Ordinanza 22/09/2021 n. 25622 della Sezione Tributaria della Corte di Cassazione. Sezione Tributaria.
L’Ordinanza 22/09/2021 n. 25622 della Sezione Tributaria della Corte di Cassazione tratta il caso di una contribuente alla quale era stata versata somma di lire 1.250.000.000 in relazione ad un accordo transattivo con una controparte societaria.
La transazione (giudiziale) aveva ad oggetto una “Villa”.
L’Agenzia delle Entrate aveva qualificato l’importo alla stregua di un corrispettivo derivante dall’assunzione di obblighi di “fare, non fare o permettere”, contestandone l’omessa dichiarazione tra i redditi diversi.
I due gradi di merito sono stati favorevoli alla contribuente e la Suprema Corte ha confermato tale impostazione dei giudici di merito, respingendo il ricorso dell’Agenzia delle Entrate.
Secondo i Giudici di Legittimità la valutazione della natura meramente reintegrativa o di mancata percezione di redditi derivanti da un atto di transazione stipulato dal contribuente al fine della sua soggezione a imposizione fiscale è rimessa al prudente apprezzamento del giudice di merito e, se congruamente motivata, non è sindacabile in Cassazione.
Nel caso specifico la Commissione Tributaria Regionale Veneto ha peraltro evidenziato che la transazione prevedeva il pagamento di una somma di danaro come ristoro della rinuncia alla titolarità della villa e che, pertanto, la stessa doveva essere qualificata come danno emergente. Si tratta di motivazione esente da vizi logici e giuridici e conforme all’indirizzo consolidato secondo cui “In tema di imposte sui redditi, in base al D.P.R. n. 917 del 1986, art. 6, comma 2, le somme percepite dal contribuente a titolo risarcitorio sono soggette a imposizione soltanto se, e nei limiti in cui, risultino destinate a reintegrare un danno concretatosi nella mancata percezione di redditi, mentre non costituiscono reddito imponibile nell’ipotesi in cui esse tendano a riparare un pregiudizio di natura diversa (Sentenza n. 10244 del 26/04/2017).
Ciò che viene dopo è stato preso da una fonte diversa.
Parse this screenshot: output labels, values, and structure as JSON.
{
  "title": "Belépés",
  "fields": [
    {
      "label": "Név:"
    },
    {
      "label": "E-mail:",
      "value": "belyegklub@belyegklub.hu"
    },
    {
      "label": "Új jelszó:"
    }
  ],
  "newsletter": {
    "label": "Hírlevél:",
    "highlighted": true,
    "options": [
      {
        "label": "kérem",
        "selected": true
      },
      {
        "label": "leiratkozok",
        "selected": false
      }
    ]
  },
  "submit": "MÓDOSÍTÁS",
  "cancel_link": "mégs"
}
Quanto alla reale volontà delle parti, la Corte ricorda come, secondo la giurisprudenza consolidata, l’accertamento della volontà delle parti in relazione al contenuto di un negozio giuridico si traduce in una indagine di fatto, affidata al giudice di merito e censurabile in sede di legittimità nella sola ipotesi di motivazione inadeguata ovvero di violazione di canoni legali di interpretazione contrattuale di cui agli articoli 1362 C.C. e segg..
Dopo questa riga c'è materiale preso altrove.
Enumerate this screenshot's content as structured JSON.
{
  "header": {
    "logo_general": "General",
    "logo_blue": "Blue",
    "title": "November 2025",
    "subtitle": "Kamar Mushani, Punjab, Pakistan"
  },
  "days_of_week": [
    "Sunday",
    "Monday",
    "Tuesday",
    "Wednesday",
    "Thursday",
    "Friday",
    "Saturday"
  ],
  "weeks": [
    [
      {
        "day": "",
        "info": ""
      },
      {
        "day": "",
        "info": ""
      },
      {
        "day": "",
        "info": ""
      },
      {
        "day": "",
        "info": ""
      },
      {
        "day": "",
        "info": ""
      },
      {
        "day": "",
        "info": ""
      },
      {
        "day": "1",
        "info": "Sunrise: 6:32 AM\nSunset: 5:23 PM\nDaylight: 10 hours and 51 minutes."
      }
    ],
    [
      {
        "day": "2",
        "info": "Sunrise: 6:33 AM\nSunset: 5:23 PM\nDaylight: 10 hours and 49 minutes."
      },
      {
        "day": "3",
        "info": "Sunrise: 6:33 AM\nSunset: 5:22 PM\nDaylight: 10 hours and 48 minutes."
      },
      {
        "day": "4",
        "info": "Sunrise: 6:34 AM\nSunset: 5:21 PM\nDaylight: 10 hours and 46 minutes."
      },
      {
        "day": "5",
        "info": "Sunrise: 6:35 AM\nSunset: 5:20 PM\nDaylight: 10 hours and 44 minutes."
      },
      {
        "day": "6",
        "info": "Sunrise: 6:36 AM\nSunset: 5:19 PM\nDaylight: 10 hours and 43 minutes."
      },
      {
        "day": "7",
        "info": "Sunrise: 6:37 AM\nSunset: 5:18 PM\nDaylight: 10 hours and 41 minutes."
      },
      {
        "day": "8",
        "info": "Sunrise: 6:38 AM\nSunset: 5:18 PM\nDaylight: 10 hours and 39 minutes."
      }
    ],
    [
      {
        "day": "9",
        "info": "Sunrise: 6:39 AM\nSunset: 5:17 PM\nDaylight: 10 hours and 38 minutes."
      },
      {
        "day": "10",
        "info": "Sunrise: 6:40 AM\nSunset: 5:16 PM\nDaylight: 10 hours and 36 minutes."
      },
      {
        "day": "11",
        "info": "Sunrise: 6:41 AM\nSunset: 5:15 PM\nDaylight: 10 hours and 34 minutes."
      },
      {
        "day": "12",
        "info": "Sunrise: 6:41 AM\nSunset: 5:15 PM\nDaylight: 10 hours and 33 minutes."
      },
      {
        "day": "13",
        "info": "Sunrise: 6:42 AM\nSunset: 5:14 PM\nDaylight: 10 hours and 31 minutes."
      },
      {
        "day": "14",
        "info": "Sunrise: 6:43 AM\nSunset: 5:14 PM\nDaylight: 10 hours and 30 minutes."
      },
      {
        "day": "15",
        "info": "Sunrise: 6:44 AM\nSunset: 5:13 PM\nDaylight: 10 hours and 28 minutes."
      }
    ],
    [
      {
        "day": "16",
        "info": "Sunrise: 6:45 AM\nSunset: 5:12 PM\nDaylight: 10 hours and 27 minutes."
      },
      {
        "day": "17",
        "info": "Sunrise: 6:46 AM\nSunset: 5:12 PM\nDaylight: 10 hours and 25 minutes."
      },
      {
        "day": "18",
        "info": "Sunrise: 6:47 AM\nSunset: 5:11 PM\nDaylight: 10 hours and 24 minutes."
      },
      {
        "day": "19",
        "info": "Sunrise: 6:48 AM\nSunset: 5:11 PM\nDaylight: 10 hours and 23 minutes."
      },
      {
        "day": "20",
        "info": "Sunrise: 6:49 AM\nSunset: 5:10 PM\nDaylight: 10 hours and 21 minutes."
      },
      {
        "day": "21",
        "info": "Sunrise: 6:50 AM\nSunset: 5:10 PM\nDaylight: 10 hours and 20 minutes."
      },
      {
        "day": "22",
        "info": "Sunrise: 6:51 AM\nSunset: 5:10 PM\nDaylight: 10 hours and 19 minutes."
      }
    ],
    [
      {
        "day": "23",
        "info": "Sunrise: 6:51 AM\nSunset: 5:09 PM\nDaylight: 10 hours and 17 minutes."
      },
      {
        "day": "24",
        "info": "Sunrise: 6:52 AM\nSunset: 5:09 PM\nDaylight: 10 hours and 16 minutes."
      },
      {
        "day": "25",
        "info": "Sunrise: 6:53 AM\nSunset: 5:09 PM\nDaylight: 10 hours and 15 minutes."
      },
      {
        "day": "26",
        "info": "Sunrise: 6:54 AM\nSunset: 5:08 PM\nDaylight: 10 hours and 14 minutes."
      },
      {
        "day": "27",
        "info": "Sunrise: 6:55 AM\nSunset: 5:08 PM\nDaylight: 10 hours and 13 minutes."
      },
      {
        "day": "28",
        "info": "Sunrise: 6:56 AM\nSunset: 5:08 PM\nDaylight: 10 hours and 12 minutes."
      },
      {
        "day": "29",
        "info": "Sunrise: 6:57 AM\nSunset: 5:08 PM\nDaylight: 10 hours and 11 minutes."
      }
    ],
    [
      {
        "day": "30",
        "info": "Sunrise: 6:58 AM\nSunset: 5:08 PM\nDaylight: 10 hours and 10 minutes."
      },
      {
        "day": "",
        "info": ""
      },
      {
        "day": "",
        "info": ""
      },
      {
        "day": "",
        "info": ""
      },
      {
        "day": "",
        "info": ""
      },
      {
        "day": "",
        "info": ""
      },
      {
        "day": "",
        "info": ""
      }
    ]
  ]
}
Resta pertanto onere del ricorrente, al fine di far valere la violazione dei richiamati profili, non solo di fare esplicito riferimento alle regole legali di interpretazione mediante specifica indicazione delle norme asseritamene violate ed ai principi in esse contenuti, ma anche di precisare in quale modo e con quali considerazioni il giudice del merito si sia discostato dai canoni legali assunti come violati o se lo stesso li abbia applicati sulla base di argomentazioni illogiche od insufficienti, non essendo consentito il riesame del merito in sede di legittimità” (Cfr. Cass. 22/09/2016 n. 18585; 09/10/ 2012, n. 17168; 04/06/2010, n. 13587; 31/05/2010, n. 13242).